ALPHABET SOUP - ILLUSTRATOR
This brief requires me to produce an alphabet from the letterforms I produced in response to the word I pulled out of the randomiser. Using illustrator we are going to digitally produce a full alphabet from the letterforms. To help us learn how the program works we do weekly illustrator workshop sessions with Simon, who tells us about different techniques and tips.
Pen tool exercise
Task one asked us to complete different pen tool exercises, each one made us test a different technique. The exercises started off at quite an easy level and progressed gradually getting harder. I have previously worked with illustrator so completing the sheet wasn’t challenging.
Vector letterform exercise
Next, Simon presented us with a quick sketch of the letter G that he had produced before the session. Using the skills we had just learned we had to produce a vector version of the letter.
After creating my vector versions of the letterform using the pen tool we then had to adjust and refine our letterform using the direct selection tool. With this tool you can readjust points of your letterform or illustration, which is very useful when you need to make changes to your work.

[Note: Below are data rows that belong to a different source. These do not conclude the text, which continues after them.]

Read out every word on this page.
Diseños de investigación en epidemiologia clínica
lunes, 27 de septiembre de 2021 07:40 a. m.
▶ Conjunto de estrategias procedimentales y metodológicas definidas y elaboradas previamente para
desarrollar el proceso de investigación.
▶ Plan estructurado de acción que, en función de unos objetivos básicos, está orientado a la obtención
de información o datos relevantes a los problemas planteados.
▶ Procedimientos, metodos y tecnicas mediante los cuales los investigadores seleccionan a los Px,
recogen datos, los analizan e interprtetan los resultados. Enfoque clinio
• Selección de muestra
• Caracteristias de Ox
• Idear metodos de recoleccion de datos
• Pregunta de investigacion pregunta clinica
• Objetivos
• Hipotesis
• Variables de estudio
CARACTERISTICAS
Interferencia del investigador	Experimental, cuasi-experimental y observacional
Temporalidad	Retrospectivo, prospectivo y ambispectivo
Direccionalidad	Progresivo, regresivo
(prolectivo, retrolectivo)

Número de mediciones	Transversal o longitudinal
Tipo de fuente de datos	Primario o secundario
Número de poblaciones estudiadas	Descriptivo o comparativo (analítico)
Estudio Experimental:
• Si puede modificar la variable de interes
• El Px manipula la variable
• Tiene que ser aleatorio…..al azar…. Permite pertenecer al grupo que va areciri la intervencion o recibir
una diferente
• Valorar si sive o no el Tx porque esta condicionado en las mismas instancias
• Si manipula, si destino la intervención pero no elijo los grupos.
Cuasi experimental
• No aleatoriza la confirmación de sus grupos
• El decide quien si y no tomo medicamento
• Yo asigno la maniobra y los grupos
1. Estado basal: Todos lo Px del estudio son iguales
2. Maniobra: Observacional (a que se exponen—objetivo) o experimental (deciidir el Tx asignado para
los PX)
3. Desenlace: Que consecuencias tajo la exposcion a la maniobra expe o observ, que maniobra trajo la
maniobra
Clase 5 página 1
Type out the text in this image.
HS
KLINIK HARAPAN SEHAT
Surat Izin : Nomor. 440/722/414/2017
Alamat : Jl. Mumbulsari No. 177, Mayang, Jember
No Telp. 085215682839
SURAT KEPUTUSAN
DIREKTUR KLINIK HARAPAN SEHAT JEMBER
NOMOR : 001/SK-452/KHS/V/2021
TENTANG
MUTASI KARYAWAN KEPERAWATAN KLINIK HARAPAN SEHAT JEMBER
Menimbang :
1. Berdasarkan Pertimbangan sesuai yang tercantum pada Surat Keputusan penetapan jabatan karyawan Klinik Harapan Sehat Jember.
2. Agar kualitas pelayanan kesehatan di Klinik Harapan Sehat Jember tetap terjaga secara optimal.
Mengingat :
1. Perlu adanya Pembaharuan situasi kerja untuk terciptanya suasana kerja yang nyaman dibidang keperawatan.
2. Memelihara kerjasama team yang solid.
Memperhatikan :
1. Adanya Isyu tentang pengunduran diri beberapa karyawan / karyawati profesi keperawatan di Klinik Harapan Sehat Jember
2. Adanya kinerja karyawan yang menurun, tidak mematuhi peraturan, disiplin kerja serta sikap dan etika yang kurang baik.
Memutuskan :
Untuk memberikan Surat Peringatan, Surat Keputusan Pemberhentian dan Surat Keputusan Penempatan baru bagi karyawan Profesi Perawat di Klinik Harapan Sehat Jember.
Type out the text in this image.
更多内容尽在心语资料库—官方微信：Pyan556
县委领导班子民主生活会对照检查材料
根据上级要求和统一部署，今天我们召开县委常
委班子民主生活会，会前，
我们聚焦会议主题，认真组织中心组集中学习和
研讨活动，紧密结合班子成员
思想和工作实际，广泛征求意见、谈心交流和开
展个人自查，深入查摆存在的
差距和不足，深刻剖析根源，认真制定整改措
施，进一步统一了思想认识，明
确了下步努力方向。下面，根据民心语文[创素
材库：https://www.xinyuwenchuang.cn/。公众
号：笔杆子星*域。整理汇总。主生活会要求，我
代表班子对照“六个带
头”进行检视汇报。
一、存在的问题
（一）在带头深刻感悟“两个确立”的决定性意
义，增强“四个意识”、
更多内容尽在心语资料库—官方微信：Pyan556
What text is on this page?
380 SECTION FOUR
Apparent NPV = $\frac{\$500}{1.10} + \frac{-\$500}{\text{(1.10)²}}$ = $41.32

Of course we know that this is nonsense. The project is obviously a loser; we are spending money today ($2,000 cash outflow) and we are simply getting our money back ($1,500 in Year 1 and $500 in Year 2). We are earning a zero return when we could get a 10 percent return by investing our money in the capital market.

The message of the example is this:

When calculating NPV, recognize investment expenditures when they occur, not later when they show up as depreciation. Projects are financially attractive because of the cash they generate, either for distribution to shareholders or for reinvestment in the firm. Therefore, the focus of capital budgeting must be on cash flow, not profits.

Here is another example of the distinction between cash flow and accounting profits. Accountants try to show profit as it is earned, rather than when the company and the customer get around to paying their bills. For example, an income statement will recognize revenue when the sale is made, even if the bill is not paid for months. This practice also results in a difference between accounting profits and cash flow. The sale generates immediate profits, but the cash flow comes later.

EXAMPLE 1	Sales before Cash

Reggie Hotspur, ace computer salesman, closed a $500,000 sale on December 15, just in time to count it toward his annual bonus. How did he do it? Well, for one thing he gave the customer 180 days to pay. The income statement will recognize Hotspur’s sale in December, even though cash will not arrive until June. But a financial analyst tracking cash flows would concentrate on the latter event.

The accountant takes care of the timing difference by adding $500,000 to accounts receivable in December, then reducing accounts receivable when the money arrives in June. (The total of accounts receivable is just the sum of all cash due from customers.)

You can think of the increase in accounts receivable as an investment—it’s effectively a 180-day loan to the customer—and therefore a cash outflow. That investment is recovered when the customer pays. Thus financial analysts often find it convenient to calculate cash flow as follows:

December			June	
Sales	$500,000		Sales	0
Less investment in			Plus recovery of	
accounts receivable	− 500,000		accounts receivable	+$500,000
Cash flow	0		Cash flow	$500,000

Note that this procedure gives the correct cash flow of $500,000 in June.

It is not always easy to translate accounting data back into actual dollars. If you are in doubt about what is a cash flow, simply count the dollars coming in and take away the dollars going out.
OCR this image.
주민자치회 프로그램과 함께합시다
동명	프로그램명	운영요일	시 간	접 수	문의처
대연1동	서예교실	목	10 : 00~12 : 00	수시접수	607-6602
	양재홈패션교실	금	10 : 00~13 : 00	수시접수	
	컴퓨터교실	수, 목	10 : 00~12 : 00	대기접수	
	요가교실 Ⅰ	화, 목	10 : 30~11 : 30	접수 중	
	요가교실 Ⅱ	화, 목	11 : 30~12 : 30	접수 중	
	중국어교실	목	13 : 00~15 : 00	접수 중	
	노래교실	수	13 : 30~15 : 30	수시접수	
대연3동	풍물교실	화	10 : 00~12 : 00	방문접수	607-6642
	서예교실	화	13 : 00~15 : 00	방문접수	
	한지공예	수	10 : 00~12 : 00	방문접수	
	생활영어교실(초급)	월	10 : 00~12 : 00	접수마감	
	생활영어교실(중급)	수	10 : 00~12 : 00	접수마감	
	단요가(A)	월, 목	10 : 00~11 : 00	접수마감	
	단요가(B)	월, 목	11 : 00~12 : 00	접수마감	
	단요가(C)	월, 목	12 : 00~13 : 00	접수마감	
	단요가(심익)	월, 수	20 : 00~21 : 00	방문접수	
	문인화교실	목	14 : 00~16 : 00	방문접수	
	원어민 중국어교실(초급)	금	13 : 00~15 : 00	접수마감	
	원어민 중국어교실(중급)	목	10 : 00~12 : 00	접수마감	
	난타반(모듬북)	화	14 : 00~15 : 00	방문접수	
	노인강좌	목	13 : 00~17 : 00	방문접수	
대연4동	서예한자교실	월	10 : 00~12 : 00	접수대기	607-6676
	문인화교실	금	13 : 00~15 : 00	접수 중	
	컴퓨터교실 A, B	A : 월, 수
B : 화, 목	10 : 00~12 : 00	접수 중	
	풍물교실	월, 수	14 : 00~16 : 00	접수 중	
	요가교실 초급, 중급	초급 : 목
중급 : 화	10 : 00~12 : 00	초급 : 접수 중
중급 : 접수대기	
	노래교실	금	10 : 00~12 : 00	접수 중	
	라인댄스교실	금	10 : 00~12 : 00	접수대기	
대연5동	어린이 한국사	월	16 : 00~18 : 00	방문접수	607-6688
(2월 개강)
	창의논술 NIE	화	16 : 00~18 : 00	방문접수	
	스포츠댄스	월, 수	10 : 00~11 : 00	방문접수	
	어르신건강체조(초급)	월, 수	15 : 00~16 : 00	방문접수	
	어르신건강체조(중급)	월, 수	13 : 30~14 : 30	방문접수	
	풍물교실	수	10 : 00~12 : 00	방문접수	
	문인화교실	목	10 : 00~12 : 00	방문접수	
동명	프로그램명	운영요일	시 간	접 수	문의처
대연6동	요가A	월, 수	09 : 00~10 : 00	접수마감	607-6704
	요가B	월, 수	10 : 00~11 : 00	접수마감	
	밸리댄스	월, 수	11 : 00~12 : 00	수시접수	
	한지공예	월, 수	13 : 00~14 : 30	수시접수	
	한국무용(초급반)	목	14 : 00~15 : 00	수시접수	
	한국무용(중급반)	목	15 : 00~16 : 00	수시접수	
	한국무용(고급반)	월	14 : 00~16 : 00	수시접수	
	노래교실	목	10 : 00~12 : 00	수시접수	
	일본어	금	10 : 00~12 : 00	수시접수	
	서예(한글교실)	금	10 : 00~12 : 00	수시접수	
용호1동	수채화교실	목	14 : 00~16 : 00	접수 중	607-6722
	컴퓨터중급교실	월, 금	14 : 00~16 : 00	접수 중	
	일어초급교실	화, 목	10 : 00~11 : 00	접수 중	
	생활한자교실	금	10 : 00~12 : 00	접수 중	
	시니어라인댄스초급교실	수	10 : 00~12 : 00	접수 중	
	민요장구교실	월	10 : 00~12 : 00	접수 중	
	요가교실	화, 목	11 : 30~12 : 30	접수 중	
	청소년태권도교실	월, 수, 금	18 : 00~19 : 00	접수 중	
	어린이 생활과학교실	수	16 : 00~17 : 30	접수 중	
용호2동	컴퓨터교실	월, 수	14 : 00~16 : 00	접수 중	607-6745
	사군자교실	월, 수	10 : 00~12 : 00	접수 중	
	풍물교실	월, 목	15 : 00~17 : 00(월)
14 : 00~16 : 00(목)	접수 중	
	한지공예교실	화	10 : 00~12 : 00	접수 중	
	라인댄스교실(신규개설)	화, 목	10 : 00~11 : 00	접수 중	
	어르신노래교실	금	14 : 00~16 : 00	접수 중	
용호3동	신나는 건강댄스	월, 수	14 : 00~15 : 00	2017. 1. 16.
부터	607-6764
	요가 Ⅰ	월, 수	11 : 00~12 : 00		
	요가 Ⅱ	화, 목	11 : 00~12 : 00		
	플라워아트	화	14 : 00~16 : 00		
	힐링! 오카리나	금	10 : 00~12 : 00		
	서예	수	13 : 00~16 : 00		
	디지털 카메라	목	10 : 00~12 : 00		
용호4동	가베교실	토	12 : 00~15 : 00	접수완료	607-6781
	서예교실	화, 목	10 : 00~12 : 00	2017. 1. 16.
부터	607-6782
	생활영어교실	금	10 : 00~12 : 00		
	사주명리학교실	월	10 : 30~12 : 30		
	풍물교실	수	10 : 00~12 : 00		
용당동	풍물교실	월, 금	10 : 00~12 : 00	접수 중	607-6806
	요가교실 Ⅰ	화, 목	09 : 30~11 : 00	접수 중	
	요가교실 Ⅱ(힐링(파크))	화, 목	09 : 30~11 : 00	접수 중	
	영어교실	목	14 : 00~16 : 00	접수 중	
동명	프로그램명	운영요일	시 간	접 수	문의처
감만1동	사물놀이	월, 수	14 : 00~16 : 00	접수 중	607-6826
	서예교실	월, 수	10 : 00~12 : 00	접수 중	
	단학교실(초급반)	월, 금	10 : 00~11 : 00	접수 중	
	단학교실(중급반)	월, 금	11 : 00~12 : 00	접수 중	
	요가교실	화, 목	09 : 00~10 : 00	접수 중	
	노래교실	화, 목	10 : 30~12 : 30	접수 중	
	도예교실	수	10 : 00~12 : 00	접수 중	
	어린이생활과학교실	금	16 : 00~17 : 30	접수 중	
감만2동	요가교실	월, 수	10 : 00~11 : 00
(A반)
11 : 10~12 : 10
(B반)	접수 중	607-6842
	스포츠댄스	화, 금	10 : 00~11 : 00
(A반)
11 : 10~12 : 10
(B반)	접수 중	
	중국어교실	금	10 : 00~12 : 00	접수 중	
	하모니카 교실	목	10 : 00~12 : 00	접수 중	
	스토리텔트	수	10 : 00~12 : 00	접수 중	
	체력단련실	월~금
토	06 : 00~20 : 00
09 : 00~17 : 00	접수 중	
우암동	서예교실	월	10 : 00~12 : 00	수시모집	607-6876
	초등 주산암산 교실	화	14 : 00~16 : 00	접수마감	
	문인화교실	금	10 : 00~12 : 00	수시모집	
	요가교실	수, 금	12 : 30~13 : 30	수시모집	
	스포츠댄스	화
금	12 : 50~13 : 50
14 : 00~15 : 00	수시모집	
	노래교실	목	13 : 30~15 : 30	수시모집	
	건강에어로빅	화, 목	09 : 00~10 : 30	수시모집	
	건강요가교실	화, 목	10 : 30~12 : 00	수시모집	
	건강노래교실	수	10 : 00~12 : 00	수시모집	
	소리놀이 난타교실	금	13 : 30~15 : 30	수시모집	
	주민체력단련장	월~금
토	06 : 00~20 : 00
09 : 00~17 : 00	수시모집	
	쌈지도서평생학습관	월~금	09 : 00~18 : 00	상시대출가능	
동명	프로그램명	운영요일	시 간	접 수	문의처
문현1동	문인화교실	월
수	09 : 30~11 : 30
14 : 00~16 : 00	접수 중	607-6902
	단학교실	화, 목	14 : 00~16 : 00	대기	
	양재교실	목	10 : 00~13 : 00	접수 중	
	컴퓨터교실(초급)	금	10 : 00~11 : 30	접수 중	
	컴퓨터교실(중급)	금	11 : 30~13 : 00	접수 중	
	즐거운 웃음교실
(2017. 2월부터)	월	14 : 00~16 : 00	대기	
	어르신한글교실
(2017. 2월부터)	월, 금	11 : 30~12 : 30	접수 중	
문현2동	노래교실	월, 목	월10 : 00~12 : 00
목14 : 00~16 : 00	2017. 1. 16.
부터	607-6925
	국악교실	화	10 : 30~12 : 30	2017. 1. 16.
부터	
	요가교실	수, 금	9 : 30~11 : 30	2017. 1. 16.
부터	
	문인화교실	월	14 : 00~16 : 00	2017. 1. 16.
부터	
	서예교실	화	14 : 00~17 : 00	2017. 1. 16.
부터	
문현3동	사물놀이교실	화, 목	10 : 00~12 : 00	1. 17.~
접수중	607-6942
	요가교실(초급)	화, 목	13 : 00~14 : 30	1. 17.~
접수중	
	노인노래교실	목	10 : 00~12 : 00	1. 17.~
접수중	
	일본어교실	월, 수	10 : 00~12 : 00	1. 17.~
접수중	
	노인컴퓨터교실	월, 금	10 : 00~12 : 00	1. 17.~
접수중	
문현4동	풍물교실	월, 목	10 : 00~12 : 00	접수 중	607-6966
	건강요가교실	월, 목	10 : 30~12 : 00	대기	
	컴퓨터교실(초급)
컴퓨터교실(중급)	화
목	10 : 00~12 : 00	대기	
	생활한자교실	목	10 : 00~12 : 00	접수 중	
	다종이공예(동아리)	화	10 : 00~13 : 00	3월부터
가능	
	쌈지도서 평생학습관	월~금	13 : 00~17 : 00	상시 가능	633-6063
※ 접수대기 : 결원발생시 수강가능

In our next sessions the first exercise focused on using the pathfinder tool, we had to reproduce the ‘G’ letterform that we looked at last week. Pathfinder is a handy tool that allows you to combine, subtract and divide paths and shapes, allowing you to save a lot of time. I found using the pathfinder tool much easier and more convenient than just using the pen tool.
Manipulating existing type exercise
After experimenting with the pathfinder tool Simon moved on to talk about how to manipulate and adapt existing typefaces, something that happens regularly in the design world. First I converted my chosen typeface into outlines, which then enabled me to adjust the points of each letter. Using the direct selection tool I could then adjust points of the typeface, this technique enables designers to create new typefaces from a base font.
In this exercise we learned to adjust the width of strokes using the width tool, this technique is really useful when producing illustration work. You can use the tool to adjust the width of individual lines or shapes. Moreover, you can also choose the type of width profile, which essentially changes the shape of the width of the line. Examples can be seen below
In this exercise we looked at the blend tool, the blend tool takes two shapes and blends them into each other using a range of different techniques. The tool gives you control of how many steps this change takes place in, and the option to change it to a colour gradient. Below is my experimentation with the tool.
In todays session we used the skills that we have learnt in the last few workshops to start digitally producing our alphabet. We were left to our own devices, and had to decide what technique would work best when recreating our alphabets.
|Scanned in letters from my alphabet.|
My alphabet portrays sound waves, through a mixture of straight and waved lines. Therefore, it uses a lot of intricate lines, because of this I believe the best way to reproduce my alphabet is to use the pen tool.
I decided against scanning in my letterforms to work from as the lines are quite compressed, so it would have been hard to follow when replicating each letter. Instead, I downloaded ‘Gabo Drive’ the same typeface that I used as a base when creating the type. I want the lines that run off each letter to meet when used at a typeface. Therefore I set guides up to help me accurately place each one. I then started re-creating my typeface digitally, images of this process can be seen below.